Title: Navigating Diverse Data Science Learning: Critical Reflections Towards Future Practice

Author: Yehia Elkhatib

Download link

This are my notes on the above paper, which mainly deals with detailing the methods explored and implemented to impart a high quality of education in data science. The paper also provides an interesting breakup of the different roles in data science workflows.

  • The importance of being able to work in a team is highlighted. Working in isolation for a data scientist almost renders the results meaningless.

  • Considering the typically diverse backgrounds of DS practitioners, it is difficult to devise a curriculum that caters to everybody. This factor is certainly critical to consider before taking up any formal university courses. I would not want to spend a great deal of time and money in learning obsolete techniques or technologies.

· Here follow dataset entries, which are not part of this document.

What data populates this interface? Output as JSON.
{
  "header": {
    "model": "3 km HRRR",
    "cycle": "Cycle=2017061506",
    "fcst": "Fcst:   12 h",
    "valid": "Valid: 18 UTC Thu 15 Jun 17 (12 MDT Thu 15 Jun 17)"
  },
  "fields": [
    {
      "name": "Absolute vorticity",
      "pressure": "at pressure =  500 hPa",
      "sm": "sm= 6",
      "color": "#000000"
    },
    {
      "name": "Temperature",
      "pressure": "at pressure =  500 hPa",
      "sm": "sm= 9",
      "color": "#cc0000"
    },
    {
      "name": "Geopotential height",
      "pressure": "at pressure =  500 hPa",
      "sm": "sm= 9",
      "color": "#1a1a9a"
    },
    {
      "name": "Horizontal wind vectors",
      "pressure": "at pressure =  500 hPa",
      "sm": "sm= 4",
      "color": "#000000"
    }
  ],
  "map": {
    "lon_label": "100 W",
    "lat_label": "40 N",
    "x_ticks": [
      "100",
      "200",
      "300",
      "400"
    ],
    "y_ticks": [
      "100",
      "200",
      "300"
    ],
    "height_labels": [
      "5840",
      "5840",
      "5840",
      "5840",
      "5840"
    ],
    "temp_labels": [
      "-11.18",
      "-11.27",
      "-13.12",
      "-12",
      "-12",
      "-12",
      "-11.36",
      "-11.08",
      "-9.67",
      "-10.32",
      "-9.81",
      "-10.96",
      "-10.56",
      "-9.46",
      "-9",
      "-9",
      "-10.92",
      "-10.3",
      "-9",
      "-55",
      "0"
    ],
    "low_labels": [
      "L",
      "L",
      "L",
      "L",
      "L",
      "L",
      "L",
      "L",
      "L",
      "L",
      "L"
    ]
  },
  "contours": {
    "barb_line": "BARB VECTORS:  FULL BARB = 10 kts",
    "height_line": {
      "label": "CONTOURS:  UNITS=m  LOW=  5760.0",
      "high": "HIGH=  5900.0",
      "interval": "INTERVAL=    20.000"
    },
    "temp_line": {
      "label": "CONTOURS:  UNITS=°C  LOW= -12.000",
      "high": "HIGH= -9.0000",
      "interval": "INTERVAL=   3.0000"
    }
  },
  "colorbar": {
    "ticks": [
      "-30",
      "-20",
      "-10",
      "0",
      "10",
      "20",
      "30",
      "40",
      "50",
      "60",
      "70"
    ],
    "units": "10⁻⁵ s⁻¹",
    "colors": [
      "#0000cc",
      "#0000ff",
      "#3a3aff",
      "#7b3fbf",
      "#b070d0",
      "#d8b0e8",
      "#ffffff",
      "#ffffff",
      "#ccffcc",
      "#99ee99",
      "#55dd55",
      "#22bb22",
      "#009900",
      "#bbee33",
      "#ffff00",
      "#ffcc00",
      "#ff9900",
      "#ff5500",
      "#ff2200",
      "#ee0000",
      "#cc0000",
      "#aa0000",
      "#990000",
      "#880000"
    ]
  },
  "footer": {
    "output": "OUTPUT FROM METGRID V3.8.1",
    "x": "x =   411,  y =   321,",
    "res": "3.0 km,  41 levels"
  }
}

  • There are differences in learning rates based on the background, and past academic environments. In particular, most students do not seem to realize that the best learning takes place in a ‘social’ manner. Besides addressing the above, several aspects of effective learning and aligning the curriculum and teaching methodology to the typical industrial workflows are explored in this paper.

  • The literature references of past studies and research would certainly make interesting reads. However, they are more relevant to those in the teaching line. An interesting approach would be to read between the lines to extract the best practices for students to learn rapidly and effectively. However, there are many direct resources and techniques to approach the latter.

  • DS Roles :- Core.

    • Janitor
      • data cleaning, pre-processing
    • Scout
      • EDA, early insights
    • Analyst
      • identifying patterns, initial hypothesis, evidence of unforeseen narratives)
    • Decision Builder
      • automate decision making, ML, DL
    • Curator
      • storage formats across interfaces, data governance
    • Engineer
      • Manage the interface between development and production products, efficiency and reliability of data interaction.
  • Auxiliary roles : these roles come into the picture as the DS team grows.

    • Domain specialist
      • data significance, sources of bias
    • Infrastructure manager
      • support to build and operate, beyond the data engineer
    • Communicator
      • Communicating explanatory and confirmatory analyses, setting up systems to interact with the audiences outside the DS team
    • Facilitator
      • A/B experiments, additional support to the communicator.